Friday Seminar (23 June 2023) Chengxin Jiang (ANU)

Title: Seismic constraints on subduction termination and lithospheric foundering in central California



The crust and upper mantle structure of central California have been modified by subduction termination, growth of the San Andreas plate boundary fault system, and small-scale upper mantle convection since the early Miocene. Here, we investigate the contributions of these processes to the creation of the Isabella Anomaly, which is a long-recognized high velocity feature in the California upper mantle. There are two types of hypotheses for its origin. One is that it is the foundered mafic lower crust and mantle lithosphere of the southern Sierra Nevada batholith. The alternative suggests that it is a fossil slab connected to the Monterey microplate, which is a remnant of the former Farallon plate that was captured by the Pacific plate at ∼19 Ma and resides offshore of central California.

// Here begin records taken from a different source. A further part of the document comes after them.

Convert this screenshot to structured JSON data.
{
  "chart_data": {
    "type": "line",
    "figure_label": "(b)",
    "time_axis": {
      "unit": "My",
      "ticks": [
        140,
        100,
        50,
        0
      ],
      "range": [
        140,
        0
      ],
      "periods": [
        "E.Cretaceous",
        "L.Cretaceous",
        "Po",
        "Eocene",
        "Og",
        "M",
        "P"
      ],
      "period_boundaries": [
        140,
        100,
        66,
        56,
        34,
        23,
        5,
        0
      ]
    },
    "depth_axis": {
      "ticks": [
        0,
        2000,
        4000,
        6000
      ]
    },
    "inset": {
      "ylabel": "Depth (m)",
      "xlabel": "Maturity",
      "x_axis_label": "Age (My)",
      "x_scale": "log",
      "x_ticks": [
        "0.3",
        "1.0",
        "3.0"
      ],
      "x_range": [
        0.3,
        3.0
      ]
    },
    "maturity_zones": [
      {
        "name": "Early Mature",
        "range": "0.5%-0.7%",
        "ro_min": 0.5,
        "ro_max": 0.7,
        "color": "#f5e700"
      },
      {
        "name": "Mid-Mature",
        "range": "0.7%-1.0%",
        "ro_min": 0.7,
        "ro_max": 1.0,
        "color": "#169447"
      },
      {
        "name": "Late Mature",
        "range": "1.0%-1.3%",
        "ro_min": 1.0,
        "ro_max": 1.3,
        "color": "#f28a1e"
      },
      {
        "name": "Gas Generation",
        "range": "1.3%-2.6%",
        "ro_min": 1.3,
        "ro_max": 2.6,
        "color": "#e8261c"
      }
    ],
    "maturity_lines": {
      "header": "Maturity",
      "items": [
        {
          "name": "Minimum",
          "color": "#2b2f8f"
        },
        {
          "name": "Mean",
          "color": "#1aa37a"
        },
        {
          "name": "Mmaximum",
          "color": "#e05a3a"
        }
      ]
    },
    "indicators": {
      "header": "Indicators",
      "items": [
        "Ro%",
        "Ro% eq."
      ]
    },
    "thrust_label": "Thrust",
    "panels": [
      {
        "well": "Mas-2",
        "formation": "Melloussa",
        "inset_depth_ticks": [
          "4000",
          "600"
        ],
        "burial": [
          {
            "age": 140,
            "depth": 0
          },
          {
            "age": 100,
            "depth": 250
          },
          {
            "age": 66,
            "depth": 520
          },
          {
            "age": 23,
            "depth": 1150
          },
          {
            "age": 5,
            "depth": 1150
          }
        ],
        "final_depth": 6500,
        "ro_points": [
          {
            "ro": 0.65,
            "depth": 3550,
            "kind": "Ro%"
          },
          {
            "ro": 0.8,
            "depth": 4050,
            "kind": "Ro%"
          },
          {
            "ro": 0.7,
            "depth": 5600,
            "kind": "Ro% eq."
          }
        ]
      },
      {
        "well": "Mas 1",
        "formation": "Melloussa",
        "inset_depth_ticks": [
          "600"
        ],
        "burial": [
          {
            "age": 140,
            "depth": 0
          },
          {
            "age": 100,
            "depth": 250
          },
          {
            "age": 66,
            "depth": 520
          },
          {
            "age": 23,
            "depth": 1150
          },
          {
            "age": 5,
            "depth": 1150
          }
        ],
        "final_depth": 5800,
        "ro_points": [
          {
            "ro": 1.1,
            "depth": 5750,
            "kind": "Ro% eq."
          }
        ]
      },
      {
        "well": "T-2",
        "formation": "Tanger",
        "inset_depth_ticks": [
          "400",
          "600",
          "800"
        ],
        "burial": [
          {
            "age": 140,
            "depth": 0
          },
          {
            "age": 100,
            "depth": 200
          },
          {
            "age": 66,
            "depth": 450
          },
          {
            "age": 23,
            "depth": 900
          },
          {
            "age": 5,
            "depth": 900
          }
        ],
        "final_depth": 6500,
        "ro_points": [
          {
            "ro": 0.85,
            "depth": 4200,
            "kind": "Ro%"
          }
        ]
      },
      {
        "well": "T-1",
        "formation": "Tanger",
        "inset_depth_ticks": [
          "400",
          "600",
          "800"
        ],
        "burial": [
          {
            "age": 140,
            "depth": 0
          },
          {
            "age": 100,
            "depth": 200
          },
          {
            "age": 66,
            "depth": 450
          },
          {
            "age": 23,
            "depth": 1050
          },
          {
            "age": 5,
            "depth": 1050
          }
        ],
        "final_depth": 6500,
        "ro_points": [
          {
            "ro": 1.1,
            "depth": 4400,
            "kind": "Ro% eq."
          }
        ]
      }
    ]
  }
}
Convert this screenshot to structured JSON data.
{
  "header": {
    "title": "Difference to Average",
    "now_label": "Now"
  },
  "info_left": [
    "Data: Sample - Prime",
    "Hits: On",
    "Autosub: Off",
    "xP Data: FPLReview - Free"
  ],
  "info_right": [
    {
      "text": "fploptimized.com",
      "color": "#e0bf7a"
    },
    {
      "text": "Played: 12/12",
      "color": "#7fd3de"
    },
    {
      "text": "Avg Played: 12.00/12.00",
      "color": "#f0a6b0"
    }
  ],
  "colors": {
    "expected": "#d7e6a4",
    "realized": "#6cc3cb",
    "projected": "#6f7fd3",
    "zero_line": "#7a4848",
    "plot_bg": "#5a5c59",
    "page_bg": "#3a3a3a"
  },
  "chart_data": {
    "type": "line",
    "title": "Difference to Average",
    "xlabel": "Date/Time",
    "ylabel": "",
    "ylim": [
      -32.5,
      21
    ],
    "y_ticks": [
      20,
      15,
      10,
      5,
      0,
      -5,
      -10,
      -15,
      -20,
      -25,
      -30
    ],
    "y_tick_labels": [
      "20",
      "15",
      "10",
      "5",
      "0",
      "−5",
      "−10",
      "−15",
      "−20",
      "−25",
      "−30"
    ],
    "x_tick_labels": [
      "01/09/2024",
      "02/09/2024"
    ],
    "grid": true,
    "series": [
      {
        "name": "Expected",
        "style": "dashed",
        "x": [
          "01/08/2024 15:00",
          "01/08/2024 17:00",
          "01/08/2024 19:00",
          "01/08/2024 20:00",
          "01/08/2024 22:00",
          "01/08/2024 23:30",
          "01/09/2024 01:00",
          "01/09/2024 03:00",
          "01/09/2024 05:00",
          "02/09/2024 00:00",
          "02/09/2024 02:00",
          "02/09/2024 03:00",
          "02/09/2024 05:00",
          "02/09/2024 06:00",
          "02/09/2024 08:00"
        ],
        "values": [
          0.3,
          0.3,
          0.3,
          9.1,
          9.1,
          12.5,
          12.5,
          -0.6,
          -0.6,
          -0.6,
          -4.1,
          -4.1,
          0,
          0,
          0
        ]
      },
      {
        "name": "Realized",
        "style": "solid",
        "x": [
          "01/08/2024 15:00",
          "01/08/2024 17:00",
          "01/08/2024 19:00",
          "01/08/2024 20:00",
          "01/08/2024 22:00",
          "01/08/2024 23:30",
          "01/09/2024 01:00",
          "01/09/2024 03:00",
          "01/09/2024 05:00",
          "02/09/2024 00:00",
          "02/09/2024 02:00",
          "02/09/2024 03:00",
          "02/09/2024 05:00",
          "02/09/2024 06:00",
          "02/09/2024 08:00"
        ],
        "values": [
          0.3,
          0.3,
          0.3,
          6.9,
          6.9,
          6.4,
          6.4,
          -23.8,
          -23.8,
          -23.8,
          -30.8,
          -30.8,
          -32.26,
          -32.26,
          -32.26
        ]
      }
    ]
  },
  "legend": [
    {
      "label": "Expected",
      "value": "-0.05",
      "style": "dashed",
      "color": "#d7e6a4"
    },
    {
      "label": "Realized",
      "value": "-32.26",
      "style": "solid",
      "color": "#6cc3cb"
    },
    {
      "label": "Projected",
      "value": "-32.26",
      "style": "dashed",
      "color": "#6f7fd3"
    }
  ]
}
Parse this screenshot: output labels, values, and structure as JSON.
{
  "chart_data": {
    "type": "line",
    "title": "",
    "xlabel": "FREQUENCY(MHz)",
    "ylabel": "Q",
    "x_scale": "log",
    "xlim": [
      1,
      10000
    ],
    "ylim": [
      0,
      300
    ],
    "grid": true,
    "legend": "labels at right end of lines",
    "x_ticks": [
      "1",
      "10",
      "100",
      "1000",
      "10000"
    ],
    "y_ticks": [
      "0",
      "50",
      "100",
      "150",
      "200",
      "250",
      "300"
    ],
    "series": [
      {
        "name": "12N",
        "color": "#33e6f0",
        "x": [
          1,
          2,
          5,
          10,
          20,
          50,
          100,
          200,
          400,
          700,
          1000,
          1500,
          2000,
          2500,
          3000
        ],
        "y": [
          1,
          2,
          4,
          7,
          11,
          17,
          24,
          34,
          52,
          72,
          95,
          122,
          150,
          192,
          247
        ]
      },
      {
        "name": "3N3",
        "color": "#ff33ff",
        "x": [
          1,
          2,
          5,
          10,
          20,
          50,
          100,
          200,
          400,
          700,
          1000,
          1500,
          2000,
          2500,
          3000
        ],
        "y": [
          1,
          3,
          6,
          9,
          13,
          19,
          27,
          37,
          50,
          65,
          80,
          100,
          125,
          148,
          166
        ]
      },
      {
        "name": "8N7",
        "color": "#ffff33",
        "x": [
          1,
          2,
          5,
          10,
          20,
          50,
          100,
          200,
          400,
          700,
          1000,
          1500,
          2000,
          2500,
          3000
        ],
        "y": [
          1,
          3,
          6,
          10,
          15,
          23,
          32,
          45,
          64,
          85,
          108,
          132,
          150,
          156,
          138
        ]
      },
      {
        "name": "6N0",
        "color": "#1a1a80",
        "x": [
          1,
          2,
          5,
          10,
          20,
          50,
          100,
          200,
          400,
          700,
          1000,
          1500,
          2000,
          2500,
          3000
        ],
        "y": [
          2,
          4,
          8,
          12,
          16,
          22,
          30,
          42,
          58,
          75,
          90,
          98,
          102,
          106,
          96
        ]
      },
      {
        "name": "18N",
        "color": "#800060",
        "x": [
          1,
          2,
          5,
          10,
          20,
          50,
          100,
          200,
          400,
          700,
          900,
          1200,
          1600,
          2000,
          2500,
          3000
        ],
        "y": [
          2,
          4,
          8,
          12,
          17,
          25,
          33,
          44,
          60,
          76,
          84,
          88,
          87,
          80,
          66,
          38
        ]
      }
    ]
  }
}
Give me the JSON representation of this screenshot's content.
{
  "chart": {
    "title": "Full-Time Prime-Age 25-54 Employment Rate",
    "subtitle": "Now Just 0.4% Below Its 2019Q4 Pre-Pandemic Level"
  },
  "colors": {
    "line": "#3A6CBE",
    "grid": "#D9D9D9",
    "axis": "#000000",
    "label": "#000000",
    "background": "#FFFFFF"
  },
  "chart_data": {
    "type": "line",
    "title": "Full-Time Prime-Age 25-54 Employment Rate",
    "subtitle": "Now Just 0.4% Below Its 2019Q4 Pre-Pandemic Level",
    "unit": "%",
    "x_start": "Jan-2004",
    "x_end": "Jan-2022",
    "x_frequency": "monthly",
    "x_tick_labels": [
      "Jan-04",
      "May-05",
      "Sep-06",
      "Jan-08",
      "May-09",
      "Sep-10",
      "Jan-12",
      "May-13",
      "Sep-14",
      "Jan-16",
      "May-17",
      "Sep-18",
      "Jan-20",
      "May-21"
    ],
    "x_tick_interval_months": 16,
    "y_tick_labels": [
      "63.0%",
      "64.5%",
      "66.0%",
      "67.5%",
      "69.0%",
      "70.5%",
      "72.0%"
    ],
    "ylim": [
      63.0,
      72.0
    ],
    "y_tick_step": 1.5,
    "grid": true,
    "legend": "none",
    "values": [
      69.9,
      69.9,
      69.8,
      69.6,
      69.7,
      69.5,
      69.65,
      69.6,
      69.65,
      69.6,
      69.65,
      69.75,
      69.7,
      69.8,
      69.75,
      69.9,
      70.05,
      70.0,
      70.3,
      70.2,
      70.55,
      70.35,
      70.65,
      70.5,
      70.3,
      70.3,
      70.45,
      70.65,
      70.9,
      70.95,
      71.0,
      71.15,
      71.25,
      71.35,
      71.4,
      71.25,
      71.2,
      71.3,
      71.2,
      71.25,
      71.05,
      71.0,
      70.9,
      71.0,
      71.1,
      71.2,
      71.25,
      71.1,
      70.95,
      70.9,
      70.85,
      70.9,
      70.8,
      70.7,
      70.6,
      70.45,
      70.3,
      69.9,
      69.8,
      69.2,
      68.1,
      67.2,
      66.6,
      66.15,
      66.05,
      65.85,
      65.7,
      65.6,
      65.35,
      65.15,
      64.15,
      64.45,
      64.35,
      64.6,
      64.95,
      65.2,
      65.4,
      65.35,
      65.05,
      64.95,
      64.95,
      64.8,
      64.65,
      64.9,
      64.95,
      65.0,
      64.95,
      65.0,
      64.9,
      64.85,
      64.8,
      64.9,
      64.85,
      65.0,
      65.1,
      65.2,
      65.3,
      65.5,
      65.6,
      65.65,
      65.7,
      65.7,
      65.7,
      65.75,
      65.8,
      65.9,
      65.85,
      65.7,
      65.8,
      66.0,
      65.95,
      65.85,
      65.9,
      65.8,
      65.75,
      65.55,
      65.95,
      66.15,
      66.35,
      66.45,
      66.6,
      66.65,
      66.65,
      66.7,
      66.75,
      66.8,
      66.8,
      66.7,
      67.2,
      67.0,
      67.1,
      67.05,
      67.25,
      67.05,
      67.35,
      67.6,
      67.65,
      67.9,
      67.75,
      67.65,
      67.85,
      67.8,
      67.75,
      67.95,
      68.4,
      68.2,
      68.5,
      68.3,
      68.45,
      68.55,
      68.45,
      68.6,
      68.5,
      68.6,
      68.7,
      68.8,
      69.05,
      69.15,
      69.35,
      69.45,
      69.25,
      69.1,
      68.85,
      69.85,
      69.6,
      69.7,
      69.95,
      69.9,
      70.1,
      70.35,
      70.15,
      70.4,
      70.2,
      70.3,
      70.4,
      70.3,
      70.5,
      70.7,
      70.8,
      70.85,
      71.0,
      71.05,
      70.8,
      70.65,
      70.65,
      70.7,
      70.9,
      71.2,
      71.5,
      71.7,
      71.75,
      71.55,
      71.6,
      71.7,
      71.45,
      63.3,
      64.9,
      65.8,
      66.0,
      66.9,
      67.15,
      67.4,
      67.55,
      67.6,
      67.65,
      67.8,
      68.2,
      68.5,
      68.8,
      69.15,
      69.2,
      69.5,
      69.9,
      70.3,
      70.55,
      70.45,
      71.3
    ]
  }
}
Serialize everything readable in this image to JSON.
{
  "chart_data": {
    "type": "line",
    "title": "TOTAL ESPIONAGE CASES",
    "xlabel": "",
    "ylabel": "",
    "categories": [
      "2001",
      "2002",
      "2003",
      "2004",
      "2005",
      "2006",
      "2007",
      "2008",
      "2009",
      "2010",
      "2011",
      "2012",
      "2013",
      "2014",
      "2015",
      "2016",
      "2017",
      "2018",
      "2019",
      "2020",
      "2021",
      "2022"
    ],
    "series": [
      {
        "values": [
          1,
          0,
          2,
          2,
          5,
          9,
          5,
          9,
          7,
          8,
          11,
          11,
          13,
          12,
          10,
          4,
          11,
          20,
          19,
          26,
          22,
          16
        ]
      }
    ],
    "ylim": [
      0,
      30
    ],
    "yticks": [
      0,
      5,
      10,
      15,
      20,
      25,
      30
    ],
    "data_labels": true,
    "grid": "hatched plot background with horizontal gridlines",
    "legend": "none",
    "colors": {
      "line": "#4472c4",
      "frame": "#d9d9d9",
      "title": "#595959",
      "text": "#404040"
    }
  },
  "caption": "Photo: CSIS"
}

A dense broadband seismic transect of 53 seismometers was deployed from the coast to the western Sierra Nevada to fill in the least sampled areas above the Isabella Anomaly and record two years of continuous data. In this talk, I will present multiple seismic observations derived from the dense array and many surrounding stations to decipher the origin of the Isabella Anomaly, including Rayleigh and S-wave tomography, teleseismic receiver function and SKS splitting measurements. They together indicate that the anomaly is more of a remnant of Miocene subduction termination that is translating north beneath the central San Andreas Fault. Our tomography images support the occurrence of lithospheric foundering beneath the high elevation eastern Sierra Nevada, where a lower crustal low Vs layer consistent with a small amount of partial melt is found. However, the foundering probably has to a more localized extent and lacks connection to the Isabella Anomaly. Another interesting observation regarding the Isabella anomaly is that its surface projection corresponds to the creeping section of the San Andreas Fault. The fossil slab origin of the anomaly might introduce along-strike variations of plate boundary deformation that promote the aseismic creep of the SAF.